Me.Rev.Stat.Ann. tit. 17-A Sec. 303. Assuming that the police officers reasonably believed that Fonte was not legally entitled to custody of the child, that does not mean he was guilty of criminal restraint. On the facts before us, we see no evidence that Fonte intended to remove the child from Maine or was secreting her in a place where she was not likely to be found. The police found Fonte with his daughter on their way to Fonte's home on a small island. When the police officers stopped him at sea, he offered to turn the daughter over to the police. (There is a dispute about the exact circumstances and intent of his offer.) A police officer, watching the daughter run away from the boat, could not reasonably believe that Fonte intended to hide the child in a place where it would be unlikely that she would be found. Fonte obviously had not actually hidden her, because he stayed at the dock to talk to the police. The island was small so it would be difficult for her to hide. Finally, there is no evidence that she was actually hiding with the intent not to be found. She was found in a nearby house with apparent ease by the police.

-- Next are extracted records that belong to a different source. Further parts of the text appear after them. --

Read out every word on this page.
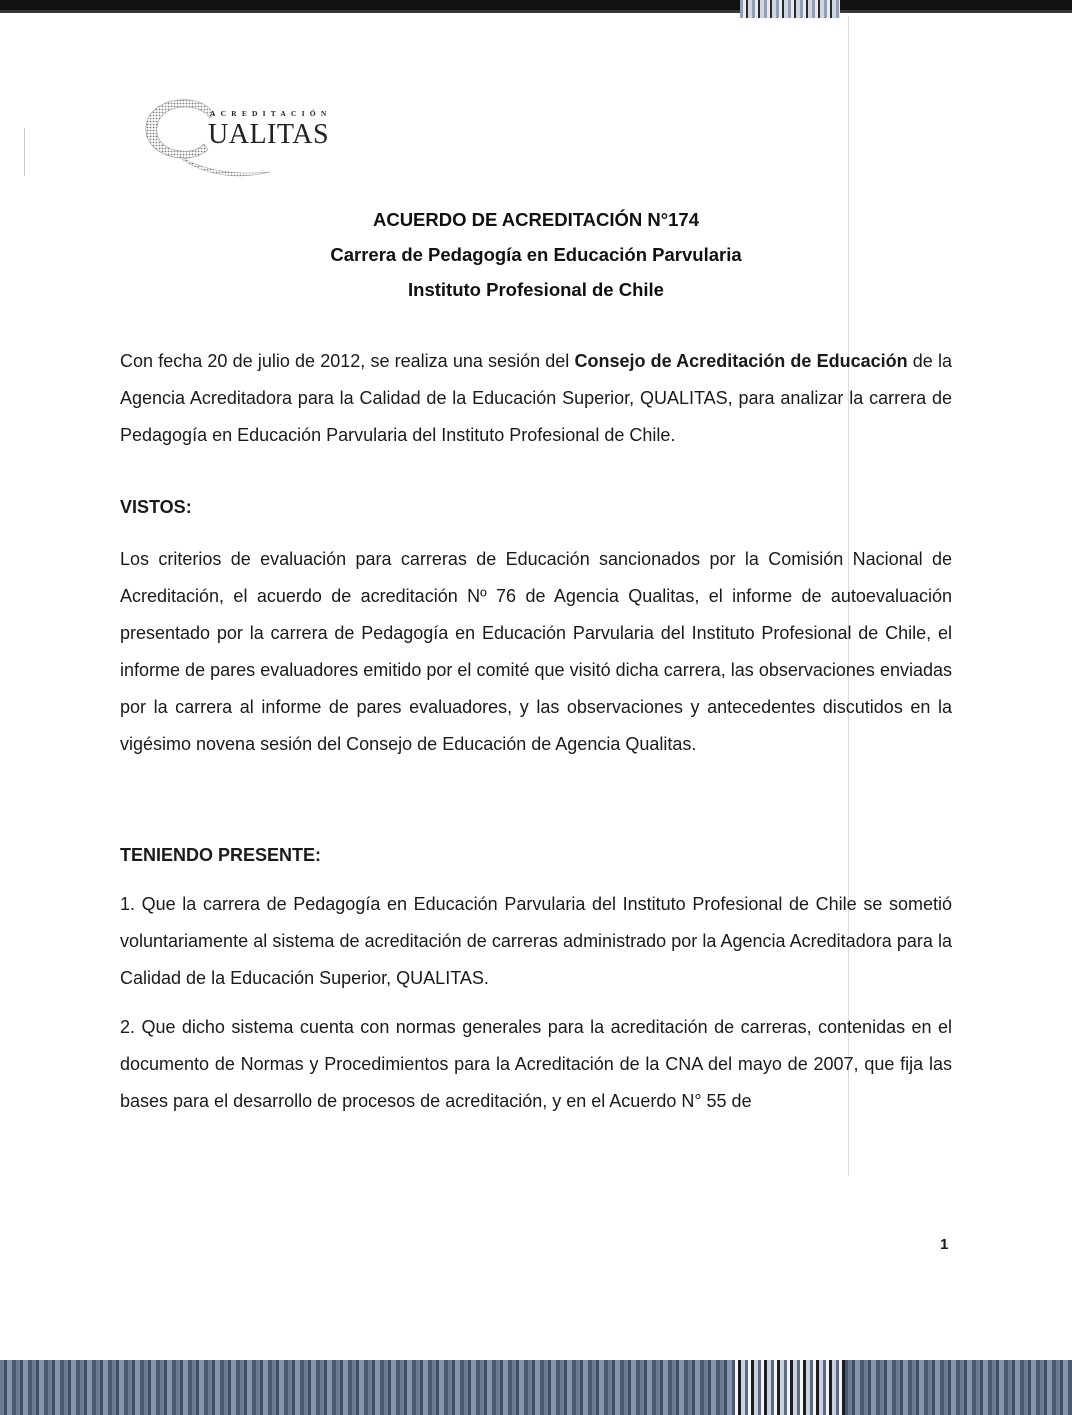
ACREDITACIÓN
UALITAS
ACUERDO DE ACREDITACIÓN N°174
Carrera de Pedagogía en Educación Parvularia
Instituto Profesional de Chile
Con fecha 20 de julio de 2012, se realiza una sesión del Consejo de Acreditación de Educación de la Agencia Acreditadora para la Calidad de la Educación Superior, QUALITAS, para analizar la carrera de Pedagogía en Educación Parvularia del Instituto Profesional de Chile.
VISTOS:
Los criterios de evaluación para carreras de Educación sancionados por la Comisión Nacional de Acreditación, el acuerdo de acreditación Nº 76 de Agencia Qualitas, el informe de autoevaluación presentado por la carrera de Pedagogía en Educación Parvularia del Instituto Profesional de Chile, el informe de pares evaluadores emitido por el comité que visitó dicha carrera, las observaciones enviadas por la carrera al informe de pares evaluadores, y las observaciones y antecedentes discutidos en la vigésimo novena sesión del Consejo de Educación de Agencia Qualitas.
TENIENDO PRESENTE:
1. Que la carrera de Pedagogía en Educación Parvularia del Instituto Profesional de Chile se sometió voluntariamente al sistema de acreditación de carreras administrado por la Agencia Acreditadora para la Calidad de la Educación Superior, QUALITAS.
2. Que dicho sistema cuenta con normas generales para la acreditación de carreras, contenidas en el documento de Normas y Procedimientos para la Acreditación de la CNA del mayo de 2007, que fija las bases para el desarrollo de procesos de acreditación, y en el Acuerdo N° 55 de
1
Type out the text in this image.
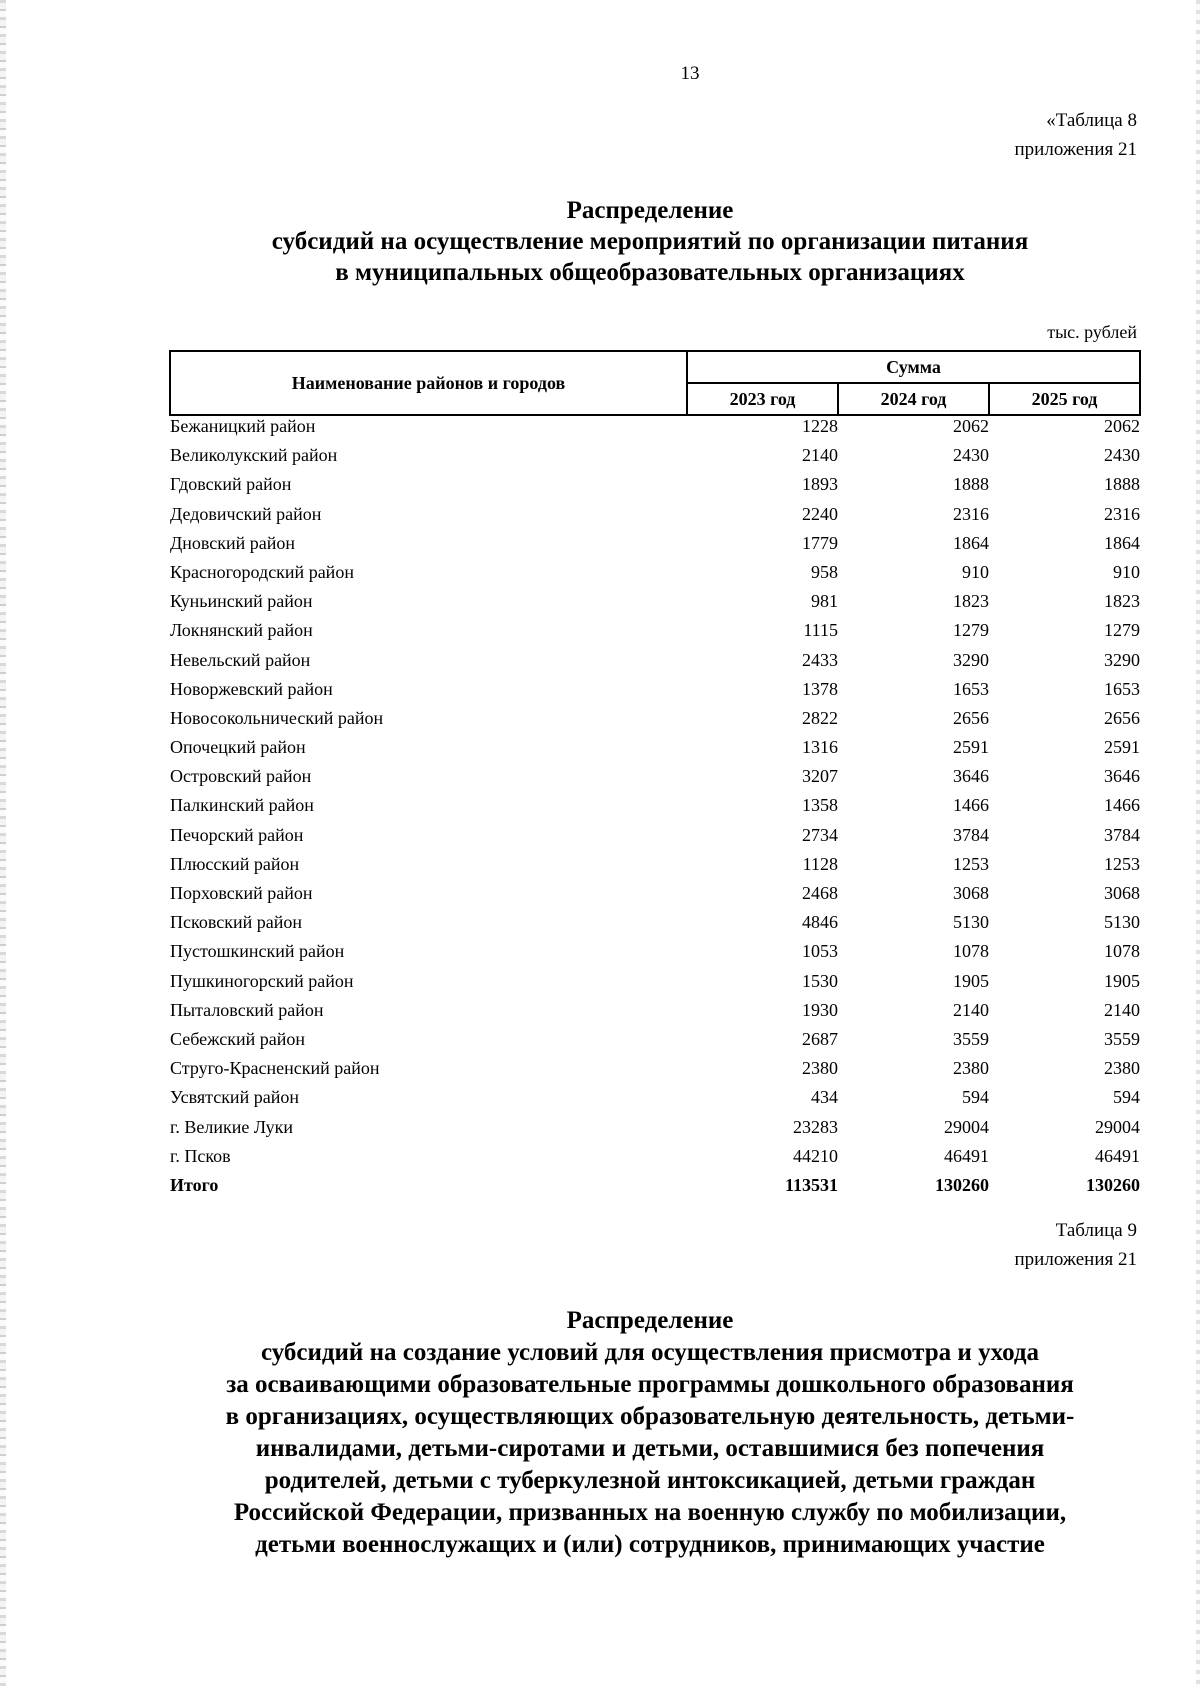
13
«Таблица 8
приложения 21
Распределение
субсидий на осуществление мероприятий по организации питания
в муниципальных общеобразовательных организациях
тыс. рублей
Наименование районов и городов	Сумма		
	2023 год	2024 год	2025 год
Бежаницкий район	1228	2062	2062
Великолукский район	2140	2430	2430
Гдовский район	1893	1888	1888
Дедовичский район	2240	2316	2316
Дновский район	1779	1864	1864
Красногородский район	958	910	910
Куньинский район	981	1823	1823
Локнянский район	1115	1279	1279
Невельский район	2433	3290	3290
Новоржевский район	1378	1653	1653
Новосокольнический район	2822	2656	2656
Опочецкий район	1316	2591	2591
Островский район	3207	3646	3646
Палкинский район	1358	1466	1466
Печорский район	2734	3784	3784
Плюсский район	1128	1253	1253
Порховский район	2468	3068	3068
Псковский район	4846	5130	5130
Пустошкинский район	1053	1078	1078
Пушкиногорский район	1530	1905	1905
Пыталовский район	1930	2140	2140
Себежский район	2687	3559	3559
Струго-Красненский район	2380	2380	2380
Усвятский район	434	594	594
г. Великие Луки	23283	29004	29004
г. Псков	44210	46491	46491
Итого	113531	130260	130260
Таблица 9
приложения 21
Распределение
субсидий на создание условий для осуществления присмотра и ухода
за осваивающими образовательные программы дошкольного образования
в организациях, осуществляющих образовательную деятельность, детьми-
инвалидами, детьми-сиротами и детьми, оставшимися без попечения
родителей, детьми с туберкулезной интоксикацией, детьми граждан
Российской Федерации, призванных на военную службу по мобилизации,
детьми военнослужащих и (или) сотрудников, принимающих участие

Moreover, the fact that Fonte stayed on the dock waiting for the officers to arrive raises a question whether Fonte was intending to obstruct the investigation at all.


The district court's ruling is affirmed for the reasons stated and the reasons found in his opinion.


TORRUELLA, Circuit Judge (dissenting).


I disagree with the majority's conclusion, which is based, in my opinion, upon an ex post facto interpretation of an unclear Maine law, Me.Rev.Stat.Ann. tit. 17-A, Sec. 751 (1983), not on what a reasonable police officer would have done under the circumstances. A reasonable police officer, upon observing the crucial facts of this case, could have concluded, (1) that Fonte was not legally entitled to retain custody of the child, (2) that the child ran from the dock into hiding upon instructions imparted by Fonte, and (3) that, at the time this took place, the child might have been secreted away and not found without some difficulty. Thus, the police officers could have reasonably concluded that Maine law had been violated by Fonte and that there was probable cause for Fonte's arrest.


Under a typical custody dispute scenario, the paramount duty of the State is to protect the child. Inhibiting a police officer's good faith discretion by imposing the threat of civil liability under circumstances such as those of the present case, is contrary to well-established doctrine in the area of qualified immunity. See Harlow v. Fitzgerald, 457 U.S. 800, 807, 102 S.Ct. 2727, 2732, 73 L.Ed.2d 396 (1982) (holding that qualified immunity exists because there is a "need to protect officials who are required to exercise their discretion and the related public interest in encouraging the vigorous exercise of official authority"); Butz v. Economou, 438 U.S. 478, 506, 98 S.Ct. 2894, 2911, 57 L.Ed.2d 895 (1978).


In this case, the police officers may have been mistaken in their interpretation of Maine law, but they did not act unreasonably, particularly in light of the fact that they were interpreting what is hardly clearly established law. The officers should not be held liable in damages "for mere mistakes in judgment, whether the mistake is one of fact or of law." Butz v. Economou, 438 U.S. 478, 507, 98 S.Ct. 2894, 2911, 57 L.Ed.2d 895 (1978).


For these reasons, I believe that the district court was mistaken in not permitting the use of the defense of qualified immunity in this lawsuit.